Having got control of their organisations, (Challenge 1),  executives then want to drive change and improvement.  So, a popular second stage is to attempt to focus effort and create change using a combination of KPIs and Performance Driver Models.

Performance Driver Models are used to analyse financial or customer (beneficiary) behaviour, looking for drivers in the organisation that will improve them.  Ideally, improving these divers will lead to improvement in outcomes. However, the focus is still more on measures and activity, rather than objectives and behaviours as in the more systematic Balanced Scorecard approach.

The intention of “Key Performance Indicators” is to focus the organisation on improving the performance of that single key measure.  They are often chosen from performance driver models. Examples of these from the commercial world include airlines focusing on “flights leaving and arriving on time”, or hotels using “room occupancy”.   A charity might look at “Donor legacies”, “Lives touched” or “Administration expenses”.  This focus is intended to drive change and improvement that ultimately ripples through to the customers and finances.

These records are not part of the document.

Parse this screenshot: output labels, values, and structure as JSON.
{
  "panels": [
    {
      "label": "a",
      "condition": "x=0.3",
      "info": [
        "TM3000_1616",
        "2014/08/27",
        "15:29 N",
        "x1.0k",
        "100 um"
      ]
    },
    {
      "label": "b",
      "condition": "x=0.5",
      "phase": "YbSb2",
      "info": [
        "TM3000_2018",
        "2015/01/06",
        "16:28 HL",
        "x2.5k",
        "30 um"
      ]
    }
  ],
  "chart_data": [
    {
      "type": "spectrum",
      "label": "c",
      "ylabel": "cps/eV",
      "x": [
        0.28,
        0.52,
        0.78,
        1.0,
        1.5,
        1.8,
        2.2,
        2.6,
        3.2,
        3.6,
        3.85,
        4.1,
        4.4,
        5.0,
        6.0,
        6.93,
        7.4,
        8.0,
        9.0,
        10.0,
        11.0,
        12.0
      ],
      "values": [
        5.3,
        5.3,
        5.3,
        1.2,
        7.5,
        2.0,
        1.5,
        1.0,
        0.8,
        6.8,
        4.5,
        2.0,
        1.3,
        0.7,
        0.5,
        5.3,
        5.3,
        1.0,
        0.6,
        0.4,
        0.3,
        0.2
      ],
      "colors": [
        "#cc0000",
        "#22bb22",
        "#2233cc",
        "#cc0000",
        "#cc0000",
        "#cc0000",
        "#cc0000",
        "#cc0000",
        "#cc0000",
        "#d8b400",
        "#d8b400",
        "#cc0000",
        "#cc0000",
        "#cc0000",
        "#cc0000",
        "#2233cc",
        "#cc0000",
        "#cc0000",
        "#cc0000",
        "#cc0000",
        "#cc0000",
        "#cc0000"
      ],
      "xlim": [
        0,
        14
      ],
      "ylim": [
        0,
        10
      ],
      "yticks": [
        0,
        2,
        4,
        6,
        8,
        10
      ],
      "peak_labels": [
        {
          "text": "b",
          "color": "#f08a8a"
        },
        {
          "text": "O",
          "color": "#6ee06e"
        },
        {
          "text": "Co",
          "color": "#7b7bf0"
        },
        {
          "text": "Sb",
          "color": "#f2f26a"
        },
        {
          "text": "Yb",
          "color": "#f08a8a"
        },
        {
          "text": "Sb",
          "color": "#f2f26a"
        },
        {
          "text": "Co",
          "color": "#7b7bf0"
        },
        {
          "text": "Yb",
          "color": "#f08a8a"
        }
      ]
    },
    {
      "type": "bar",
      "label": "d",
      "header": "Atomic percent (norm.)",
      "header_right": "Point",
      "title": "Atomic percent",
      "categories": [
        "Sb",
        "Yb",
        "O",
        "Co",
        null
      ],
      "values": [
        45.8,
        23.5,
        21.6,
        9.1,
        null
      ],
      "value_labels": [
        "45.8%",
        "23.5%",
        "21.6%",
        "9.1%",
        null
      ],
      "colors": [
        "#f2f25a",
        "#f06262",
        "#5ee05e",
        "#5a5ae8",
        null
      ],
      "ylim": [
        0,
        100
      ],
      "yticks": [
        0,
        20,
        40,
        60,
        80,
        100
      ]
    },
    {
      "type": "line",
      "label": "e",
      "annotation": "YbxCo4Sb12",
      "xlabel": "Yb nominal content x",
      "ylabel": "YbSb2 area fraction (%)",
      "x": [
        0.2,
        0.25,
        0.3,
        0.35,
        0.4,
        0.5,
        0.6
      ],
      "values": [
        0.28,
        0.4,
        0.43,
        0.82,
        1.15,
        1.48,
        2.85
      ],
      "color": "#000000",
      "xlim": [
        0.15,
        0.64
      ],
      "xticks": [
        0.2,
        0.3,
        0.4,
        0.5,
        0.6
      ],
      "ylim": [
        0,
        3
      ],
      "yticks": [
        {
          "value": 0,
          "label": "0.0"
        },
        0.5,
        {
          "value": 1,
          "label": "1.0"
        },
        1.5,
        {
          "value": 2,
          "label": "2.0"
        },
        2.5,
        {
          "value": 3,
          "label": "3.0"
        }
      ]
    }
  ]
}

This “second generation management thinking” often leads to second generation operational balanced scorecard applications that report both performance and the exceptions that need to be managed.   This thinking focuses attention and usually adds some value, producing some operational improvements.  However, the focus is still fundamentally operational and measure focused.  The tool is a blunt instrument of change and its impact is often limited.  Smarter executives realise these limitations and soon want something more strategic and effective at bringing about change.  They quickly realise that to achieve this they have to step beyond these simpler approaches.

They have to step up to the strategic management system and fourth generation balanced scorecard approach.